- Teaser poster
- Directed by: Marc Webb
- Written by: Zach Dean
- Produced by: Basil Iwanyk; Erica Lee; Adam Kolbrenner; Zach Dean; Nathan Kahane;
- Starring: Johnny Depp; Madelyn Cline; Penélope Cruz;
- Cinematography: Javier Aguirresarobe
- Edited by: Kevin Greutert; Bomber Hurley Smith;
- Production companies: Thunder Road Films; Infinitum Nihil; Nostromo Pictures;
- Distributed by: Lionsgate
- Release date: March 26, 2027;
- Country: United States
- Language: English

= Day Drinker =

Upcoming film by Marc Webb

Day Drinker is an upcoming American supernatural revenge thriller film directed by Marc Webb and written by Zach Dean. It stars Johnny Depp, Madelyn Cline, and Penélope Cruz.

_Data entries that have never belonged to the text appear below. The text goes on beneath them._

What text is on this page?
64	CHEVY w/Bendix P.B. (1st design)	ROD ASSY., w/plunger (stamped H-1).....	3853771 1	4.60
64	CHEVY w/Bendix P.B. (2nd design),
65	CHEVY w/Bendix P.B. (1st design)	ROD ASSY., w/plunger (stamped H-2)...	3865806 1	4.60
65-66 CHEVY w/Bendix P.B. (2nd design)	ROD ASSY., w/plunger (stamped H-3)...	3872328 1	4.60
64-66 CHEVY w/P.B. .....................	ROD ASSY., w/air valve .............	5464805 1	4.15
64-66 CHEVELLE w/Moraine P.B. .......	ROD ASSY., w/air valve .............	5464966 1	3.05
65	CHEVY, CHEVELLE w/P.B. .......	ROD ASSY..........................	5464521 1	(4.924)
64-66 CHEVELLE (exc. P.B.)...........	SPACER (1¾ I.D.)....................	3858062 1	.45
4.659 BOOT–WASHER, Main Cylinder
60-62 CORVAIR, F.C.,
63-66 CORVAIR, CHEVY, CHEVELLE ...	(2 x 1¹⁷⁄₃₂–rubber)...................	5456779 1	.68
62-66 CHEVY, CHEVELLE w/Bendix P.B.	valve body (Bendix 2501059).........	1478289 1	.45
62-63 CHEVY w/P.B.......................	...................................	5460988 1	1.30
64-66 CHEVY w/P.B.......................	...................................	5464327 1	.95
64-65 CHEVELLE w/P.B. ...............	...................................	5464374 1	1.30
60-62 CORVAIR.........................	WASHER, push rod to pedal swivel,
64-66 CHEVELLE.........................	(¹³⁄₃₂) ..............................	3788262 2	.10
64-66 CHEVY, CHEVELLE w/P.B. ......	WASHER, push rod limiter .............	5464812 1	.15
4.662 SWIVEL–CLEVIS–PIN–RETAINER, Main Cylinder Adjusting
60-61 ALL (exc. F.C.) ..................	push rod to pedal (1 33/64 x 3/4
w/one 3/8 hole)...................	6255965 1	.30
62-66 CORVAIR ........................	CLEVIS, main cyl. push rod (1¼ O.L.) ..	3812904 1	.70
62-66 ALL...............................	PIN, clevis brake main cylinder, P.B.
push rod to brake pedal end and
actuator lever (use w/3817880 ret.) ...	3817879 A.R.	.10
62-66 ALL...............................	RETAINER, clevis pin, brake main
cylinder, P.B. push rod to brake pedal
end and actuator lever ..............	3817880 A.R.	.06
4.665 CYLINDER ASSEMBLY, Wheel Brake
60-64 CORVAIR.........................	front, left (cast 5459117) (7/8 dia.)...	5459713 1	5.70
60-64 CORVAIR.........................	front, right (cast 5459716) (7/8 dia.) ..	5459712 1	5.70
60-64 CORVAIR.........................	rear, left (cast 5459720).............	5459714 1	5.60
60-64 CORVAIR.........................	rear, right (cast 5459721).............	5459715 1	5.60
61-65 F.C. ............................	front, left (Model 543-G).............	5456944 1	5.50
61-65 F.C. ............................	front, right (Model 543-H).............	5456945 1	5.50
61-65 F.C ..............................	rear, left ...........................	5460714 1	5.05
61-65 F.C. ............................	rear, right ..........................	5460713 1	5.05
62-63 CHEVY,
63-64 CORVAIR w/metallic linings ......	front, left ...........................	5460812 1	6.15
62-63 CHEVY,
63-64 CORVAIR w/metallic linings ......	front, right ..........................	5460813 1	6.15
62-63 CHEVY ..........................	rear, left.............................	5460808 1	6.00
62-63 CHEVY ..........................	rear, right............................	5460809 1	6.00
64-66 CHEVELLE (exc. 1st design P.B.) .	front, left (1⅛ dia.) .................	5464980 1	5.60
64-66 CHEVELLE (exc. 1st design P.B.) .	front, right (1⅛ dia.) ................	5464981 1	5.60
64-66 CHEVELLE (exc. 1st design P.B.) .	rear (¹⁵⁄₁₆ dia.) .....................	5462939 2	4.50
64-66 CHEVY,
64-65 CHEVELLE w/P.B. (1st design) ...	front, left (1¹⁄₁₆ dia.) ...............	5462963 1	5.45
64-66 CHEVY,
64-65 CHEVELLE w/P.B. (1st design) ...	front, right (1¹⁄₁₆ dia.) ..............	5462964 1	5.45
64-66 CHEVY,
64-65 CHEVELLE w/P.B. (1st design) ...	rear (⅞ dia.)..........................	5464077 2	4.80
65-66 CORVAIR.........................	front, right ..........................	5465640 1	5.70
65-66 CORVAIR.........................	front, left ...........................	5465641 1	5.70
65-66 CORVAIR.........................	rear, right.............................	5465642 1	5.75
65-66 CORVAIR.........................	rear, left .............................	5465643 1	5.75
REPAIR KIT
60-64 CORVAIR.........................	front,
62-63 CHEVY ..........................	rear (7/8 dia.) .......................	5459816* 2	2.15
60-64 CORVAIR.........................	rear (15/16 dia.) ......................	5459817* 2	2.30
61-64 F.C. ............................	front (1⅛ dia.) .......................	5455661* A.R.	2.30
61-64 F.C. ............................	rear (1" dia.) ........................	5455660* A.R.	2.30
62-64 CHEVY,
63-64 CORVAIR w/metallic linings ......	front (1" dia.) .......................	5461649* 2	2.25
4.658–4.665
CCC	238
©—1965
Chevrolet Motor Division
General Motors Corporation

The film is scheduled to be released in the United States on March 26, 2027.

==Premise==
A private-yacht bartender meets a mysterious day drinker, only for them to be unexpectedly tangled in a criminal underbelly.

==Cast==
- Johnny Depp as Kelly
- Madelyn Cline as Lorna
- Penélope Cruz as Cara Lazaro
- Manu Ríos
- Arón Piper
- Juan Diego Botto
- Anika Boyle

==Production==
In October 2024, it was announced that an action thriller film directed by Marc Webb and written by Zach Dean was in development, with Johnny Depp and Penélope Cruz cast in the lead roles. In February 2025, Madelyn Cline joined the cast. Sydney Sweeney had previously been reported for the part. In April 2025, Manu Ríos, Arón Piper, Juan Diego Botto, and Anika Boyle joined the cast.

Day Drinker is a Thunder Road, IN.2, and Nostromo production. Principal photography began on April 14, 2025, in Spain. Shooting locations in the island of Tenerife included the Auditorio de Tenerife in Santa Cruz. Filming was previously set to commence in February 2025. Filming wrapped by October 2025.

==Release==
In July 2025, Leone Film Group and Rai Cinema acquired Italian distribution rights to the film from Lionsgate. Diamond Films secured distribution in Spain. Day Drinker is scheduled to be released in the United States on March 26, 2027.